Selbstversuch Vegan, plastikfrei, nachhaltig

Vom Umweltschwein zum Gutmenschen - Sarah Schill hat ihr Leben komplett umgestellt. Nach zwei Jahren Selbstversuch ist die Autorin reif für den nächsten Schritt: mehr Engagement in Politik und Wirtschaft.

Autorin Schill: "Mein Footprint nimmt noch immer fast zwei Erdbälle ein"
Adrienne Meister

Autorin Schill: "Mein Footprint nimmt noch immer fast zwei Erdbälle ein"

Ein Interview aus dem Wirtschaftsmagazin "enorm" von Hilmar Poganatz


Zur Person
    Sarah Schill, 36, hat Filmproduktion studiert und arbeitet heute als Drehbuchautorin für Film und Fernsehen sowie als Lektorin und Fernsehjournalistin. Sie lebt mit ihrer Familie in Berlin und München. Ihr Buch "Anständig leben" ist im Südwest Verlag erschienen.
Frage: Frau Schill, waren Sie früher wirklich ein Umweltschwein der übelsten Sorte?

Schill: So habe ich mich beschrieben, ja. Ich habe zwar immer den Müll getrennt, kaufte viel Bio und hatte weder Auto noch Smartphone - aber als ich meinen ökologischen Fußabdruck berechnete, war ich schockiert: Wollten alle mein Leben führen, brauchten wir 2,96 Erden!

Frage: Und wie viele Erden brauchen Sie jetzt, nachdem Sie Ihr Leben umgestellt haben?

Schill: Ich ernähre mich fast nur noch regional und saisonal, fliege kaum noch, habe keine High-End-Geräte, bin zu 98 Prozent vegan, trinke nicht mehr aus Plastikflaschen und werfe guerillamäßig Blumensamen auf Beete und Wiesen. Trotzdem nimmt mein Footprint noch immer fast zwei Erdbälle ein.

Frage: Warum gelingt es Ihnen denn nicht, nur einen kleinen Fußabdruck zu hinterlassen?

Schill: Ein Problem ist das Mietshaus, in dem wir wohnen. Es ist nicht besonders gut isoliert. Natürlich könnten wir umziehen. Aber hier sehe ich auch eine Verantwortung beim Eigentümer und beim Gesetzgeber. Man kann dem Einzelnen nicht alles abverlangen, das wäre unrealistisch. Das größte Problem ist aber mein Reiseverhalten. Ich versuche zwar, so wenig wie möglich zu fliegen, aber vor Kurzem bin ich zum Beispiel für eine Dokumentation durch ganz Europa gereist. Das macht natürlich alles kaputt.

Frage: Das heißt, Ihr Projekt ist gescheitert?

Schill: So würde ich das nicht sagen. Von außen gesehen mögen manche meiner Erkenntnisse minimale Schritte gewesen sein. Für mich hat sich dabei aber Grundlegendes verändert. Manches liegt aber tatsachlich nicht in meiner Hand, sondern hat mit der Realität zu tun, in der wir leben. Für mich zählt das Wachsein, so wie im Film "Die Matrix": Nimmst du die blaue Pille, glaubst du, was immer du glauben möchtest. Nimmst du die rote, erkennst du, wie die Welt wirklich ist.

Gefunden in
Frage: Die Konsumumstellung hat also vor allem Ihnen selbst etwas gebracht?

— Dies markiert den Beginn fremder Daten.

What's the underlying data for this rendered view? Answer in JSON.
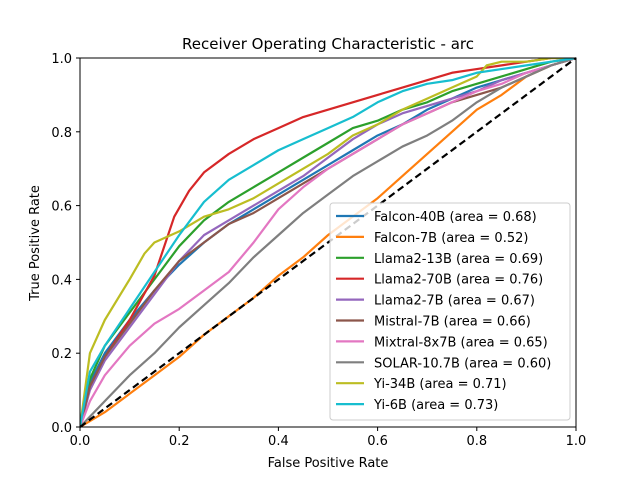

Schill: Ganz im Gegenteil. Ich bin mir sicher, dass ich sehr viele Leute beeinflusst habe, die wiederum andere Leute beeinflusst haben. Das gab einen richtigen Dominoeffekt.

Frage: Insofern: Ziel erreicht?

Schill: Ein Zwischenziel vielleicht. Mir ist aber inzwischen klar geworden, dass mir ethischer Konsum allein auf die Dauer nicht ausreicht. Ein nächster Schritt ist notwendig: mich politisch zu engagieren.

Frage: Wie wollen Sie sich denn politisch einbringen?

Schill: Ich knüpfe zurzeit Kontakte zu ein paar Parteien. Dabei schaue ich etwa, welchen Einfluss die ÖDP überhaupt hat und ob mir die Grünen noch grün genug sind. Ich muss mir meine Zeit dabei aber gut einteilen. Mit Job und Kind muss ich sehen, was an Engagement möglich ist.

Frage: In Ihrem Buch schildern Sie auch Möglichkeiten, sich beruflich für Nachhaltigkeit einzusetzen.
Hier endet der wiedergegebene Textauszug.